Because std::map is a sorted associative container.
In a map, the key value is generally used to uniquely identify the element, while the mapped value is some sort of value associated to this key.
According to here position parameter is
the position of the first element to be compared for the insertion
operation. Notice that this does not force the new element to be in
that position within the map container (elements in a set always
follow a specific ordering), but this is actually an indication of a
possible insertion position in the container that, if set to the
element that precedes the actual location where the element is
inserted, makes for a very efficient insertion operation. iterator is
a member type, defined as a bidirectional iterator type.
So the purpose of this parameter is mainly slightly increasing the insertion speed by narrowing the range of elements.
You can use std::vector<std::pair<int,std::string>> if the order of insertion is important.
The interface is indeed slightly confusing, because it looks very much like std::vector<int>::insert (for example) and yet does not produce the same effect...
For associative containers, such as set, map and the new unordered_set and co, you completely relinquish the control over the order of the elements (as seen by iterating over the container).
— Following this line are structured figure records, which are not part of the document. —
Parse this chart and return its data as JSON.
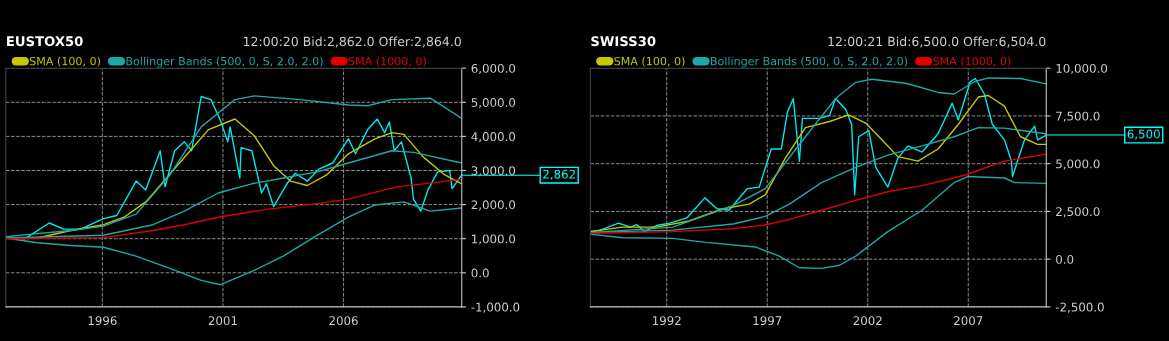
{
  "chart_data": [
    {
      "type": "line",
      "title": "EUSTOX50",
      "annotations": [
        "12:00:20 Bid:2,862.0 Offer:2,864.0",
        {
          "text": "2,862",
          "x": 2010.9,
          "y": 2862
        }
      ],
      "xlim": [
        1992.0,
        2010.9
      ],
      "xticks": [
        1996,
        2001,
        2006
      ],
      "ylim": [
        -1000,
        6000
      ],
      "yticks": [
        {
          "value": -1000,
          "label": "-1,000.0"
        },
        {
          "value": 0,
          "label": "0.0"
        },
        {
          "value": 1000,
          "label": "1,000.0"
        },
        {
          "value": 2000,
          "label": "2,000.0"
        },
        {
          "value": 3000,
          "label": "3,000.0"
        },
        {
          "value": 4000,
          "label": "4,000.0"
        },
        {
          "value": 5000,
          "label": "5,000.0"
        },
        {
          "value": 6000,
          "label": "6,000.0"
        }
      ],
      "grid": true,
      "legend": "top left",
      "series": [
        {
          "color": "#00e8f0",
          "x": [
            1992.0,
            1992.8,
            1993.8,
            1994.4,
            1995.1,
            1996.05,
            1996.6,
            1997.4,
            1997.8,
            1998.4,
            1998.6,
            1999.0,
            1999.4,
            1999.7,
            2000.1,
            2000.5,
            2000.9,
            2001.2,
            2001.3,
            2001.7,
            2001.75,
            2002.2,
            2002.6,
            2002.8,
            2003.1,
            2003.65,
            2004.0,
            2004.5,
            2005.0,
            2005.55,
            2006.2,
            2006.5,
            2007.0,
            2007.4,
            2007.7,
            2007.9,
            2008.1,
            2008.4,
            2008.8,
            2008.9,
            2009.2,
            2009.5,
            2009.9,
            2010.4,
            2010.5,
            2010.9
          ],
          "values": [
            1060,
            1000,
            1460,
            1280,
            1280,
            1590,
            1680,
            2690,
            2430,
            3580,
            2520,
            3580,
            3840,
            3580,
            5170,
            5080,
            4460,
            3840,
            4280,
            2780,
            3670,
            3580,
            2340,
            2610,
            1940,
            2610,
            2920,
            2690,
            3050,
            3220,
            3930,
            3490,
            4200,
            4510,
            4110,
            4420,
            3580,
            3840,
            2780,
            2160,
            1810,
            2430,
            2960,
            3000,
            2470,
            2870
          ]
        },
        {
          "name": "SMA (100, 0)",
          "color": "#c8c800",
          "x": [
            1993.3,
            1994.7,
            1996.05,
            1996.9,
            1997.8,
            1999.2,
            2000.4,
            2001.5,
            2002.3,
            2003.1,
            2003.8,
            2004.5,
            2005.3,
            2006.2,
            2007.3,
            2008.0,
            2008.5,
            2009.3,
            2010.2,
            2010.9
          ],
          "values": [
            1020,
            1240,
            1410,
            1630,
            2080,
            3220,
            4200,
            4510,
            4020,
            3140,
            2690,
            2560,
            2870,
            3490,
            3930,
            4110,
            4060,
            3400,
            2870,
            2610
          ]
        },
        {
          "name": "Bollinger Bands (500, 0, S, 2.0, 2.0)",
          "color": "#1fa8a8",
          "x": [
            1992.0,
            1994.7,
            1996.05,
            1997.4,
            1998.8,
            2000.1,
            2001.5,
            2002.3,
            2004.2,
            2006.2,
            2007.0,
            2008.0,
            2009.6,
            2010.9
          ],
          "values": [
            1060,
            1240,
            1370,
            1720,
            2870,
            4280,
            5080,
            5190,
            5080,
            4920,
            4900,
            5080,
            5120,
            4530
          ]
        },
        {
          "color": "#1fa8a8",
          "x": [
            1992.0,
            1996.05,
            1998.1,
            1999.4,
            2000.8,
            2002.2,
            2003.5,
            2004.9,
            2006.2,
            2008.0,
            2008.9,
            2010.9
          ],
          "values": [
            1020,
            1100,
            1410,
            1810,
            2340,
            2610,
            2780,
            2960,
            3220,
            3580,
            3530,
            3220
          ]
        },
        {
          "color": "#1fa8a8",
          "x": [
            1992.0,
            1993.3,
            1994.7,
            1996.05,
            1997.4,
            1998.8,
            2000.1,
            2000.9,
            2002.2,
            2003.5,
            2004.9,
            2006.2,
            2007.3,
            2008.5,
            2009.6,
            2010.9
          ],
          "values": [
            1020,
            880,
            800,
            750,
            490,
            130,
            -220,
            -350,
            40,
            490,
            1100,
            1630,
            1990,
            2080,
            1810,
            1900
          ]
        },
        {
          "name": "SMA (1000, 0)",
          "color": "#e00000",
          "x": [
            1992.0,
            1996.05,
            1998.1,
            1999.4,
            2000.8,
            2002.8,
            2004.9,
            2006.2,
            2008.2,
            2010.9
          ],
          "values": [
            1000,
            1030,
            1240,
            1410,
            1630,
            1860,
            2030,
            2160,
            2520,
            2740
          ]
        }
      ]
    },
    {
      "type": "line",
      "title": "SWISS30",
      "annotations": [
        "12:00:21 Bid:6,500.0 Offer:6,504.0",
        {
          "text": "6,500",
          "x": 2010.88,
          "y": 6500
        }
      ],
      "xlim": [
        1988.2,
        2010.88
      ],
      "xticks": [
        1992,
        1997,
        2002,
        2007
      ],
      "ylim": [
        -2500,
        10000
      ],
      "yticks": [
        {
          "value": -2500,
          "label": "-2,500.0"
        },
        {
          "value": 0,
          "label": "0.0"
        },
        {
          "value": 2500,
          "label": "2,500.0"
        },
        {
          "value": 5000,
          "label": "5,000.0"
        },
        {
          "value": 7500,
          "label": "7,500.0"
        },
        {
          "value": 10000,
          "label": "10,000.0"
        }
      ],
      "grid": true,
      "legend": "top left",
      "series": [
        {
          "color": "#00e8f0",
          "x": [
            1988.2,
            1988.7,
            1989.6,
            1990.2,
            1990.5,
            1990.9,
            1991.5,
            1992.15,
            1993.0,
            1993.9,
            1994.5,
            1995.1,
            1996.0,
            1996.6,
            1997.2,
            1997.7,
            1998.0,
            1998.3,
            1998.6,
            1998.75,
            1999.6,
            2000.1,
            2000.4,
            2000.9,
            2001.2,
            2001.35,
            2001.55,
            2002.05,
            2002.4,
            2003.0,
            2003.5,
            2004.0,
            2004.7,
            2005.5,
            2006.2,
            2006.5,
            2007.1,
            2007.35,
            2007.8,
            2008.2,
            2008.8,
            2009.15,
            2009.2,
            2009.8,
            2010.3,
            2010.45,
            2010.88
          ],
          "values": [
            1440,
            1520,
            1890,
            1680,
            1810,
            1440,
            1760,
            1890,
            2160,
            3210,
            2640,
            2560,
            3690,
            3770,
            5770,
            5770,
            7690,
            8410,
            5130,
            7370,
            7370,
            7530,
            8410,
            7850,
            7050,
            3370,
            6410,
            6730,
            4810,
            3770,
            5290,
            5930,
            5610,
            6570,
            8170,
            7290,
            9290,
            9460,
            8650,
            7050,
            6250,
            5130,
            4330,
            6250,
            6970,
            6250,
            6490
          ]
        },
        {
          "name": "SMA (100, 0)",
          "color": "#c8c800",
          "x": [
            1988.2,
            1989.8,
            1991.5,
            1993.1,
            1994.8,
            1996.1,
            1996.9,
            1997.9,
            1998.9,
            2000.1,
            2001.05,
            2001.9,
            2002.7,
            2003.5,
            2004.5,
            2005.5,
            2006.5,
            2007.5,
            2008.0,
            2008.8,
            2009.6,
            2010.45,
            2010.88
          ],
          "values": [
            1440,
            1680,
            1680,
            2000,
            2640,
            2880,
            3370,
            5290,
            6890,
            7210,
            7560,
            7130,
            6250,
            5370,
            5130,
            5770,
            7050,
            8490,
            8570,
            8010,
            6410,
            6010,
            6010
          ]
        },
        {
          "name": "Bollinger Bands (500, 0, S, 2.0, 2.0)",
          "color": "#1fa8a8",
          "x": [
            1988.2,
            1992.3,
            1995.3,
            1996.9,
            1998.9,
            2000.4,
            2001.4,
            2002.2,
            2003.9,
            2005.5,
            2006.3,
            2007.3,
            2008.0,
            2009.6,
            2010.88
          ],
          "values": [
            1390,
            1680,
            2800,
            3690,
            6410,
            8410,
            9260,
            9420,
            9210,
            8730,
            8650,
            9290,
            9490,
            9460,
            9180
          ]
        },
        {
          "color": "#1fa8a8",
          "x": [
            1988.2,
            1992.3,
            1995.3,
            1996.9,
            1998.1,
            1999.7,
            2001.4,
            2003.0,
            2004.7,
            2006.3,
            2007.5,
            2008.8,
            2010.88
          ],
          "values": [
            1390,
            1520,
            1840,
            2240,
            2880,
            4010,
            4810,
            5450,
            5930,
            6410,
            6890,
            6860,
            6570
          ]
        },
        {
          "color": "#1fa8a8",
          "x": [
            1988.2,
            1989.8,
            1992.3,
            1993.96,
            1996.4,
            1997.6,
            1998.6,
            1999.7,
            2000.6,
            2001.4,
            2003.0,
            2004.7,
            2006.3,
            2007.0,
            2008.8,
            2009.3,
            2010.88
          ],
          "values": [
            1310,
            1120,
            1090,
            880,
            640,
            160,
            -450,
            -480,
            -320,
            160,
            1440,
            2560,
            4010,
            4330,
            4250,
            4010,
            3970
          ]
        },
        {
          "name": "SMA (1000, 0)",
          "color": "#e00000",
          "x": [
            1988.2,
            1992.3,
            1995.3,
            1996.9,
            1998.1,
            1999.7,
            2001.4,
            2003.0,
            2004.7,
            2006.3,
            2007.0,
            2008.8,
            2010.88
          ],
          "values": [
            1360,
            1440,
            1600,
            1790,
            2080,
            2560,
            3080,
            3530,
            3850,
            4250,
            4460,
            5130,
            5500
          ]
        }
      ]
    }
  ]
}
In exchange for this loss of control, you gain efficient look-up.
It would not make sense to suddenly give you control over the insertion, as it would let you break invariants of the container, and you would lose the efficient look-up that is the reason to use such containers in the first place.
And thus insert(It position, value_type&& value) does not insert at said position...
However this gives us some room for optimization: when inserting an element in an associative container, a look-up need to be performed to locate where to insert this element. By letting you specify a hint, you are given an opportunity to help the container speed up the process.
This can be illustrated for a simple example: suppose that you receive elements already sorted by way of some interface, it would be wasteful not to use this information!
template <typename Key, typename Value, typename InputStream>
void insert(std::map<Key, Value>& m, InputStream& s) {
typename std::map<Key, Value>::iterator it = m.begin();
for (; s; ++s) {
it = m.insert(it, *s).first;
}
}
Some of the items might not be well sorted, but it does not matter, if two consecutive items are in the right order, then we will gain, otherwise... we'll just perform as usual.
The map is always sorted, but you give a "hint" as to where the element may go as an optimisation.
The insertion is O(log N) but if you are able to successfully tell the container where it goes, it is constant time.
Thus if you are creating a large container of already-sorted values, then each value will get inserted at the end, although the tree will need rebalancing quite a few times.
As sad_man says, it's associative. If you set a value with an existing key, then you overwrite the previous value.
Now the iterators are necessary because you don't know what the keys are, usually.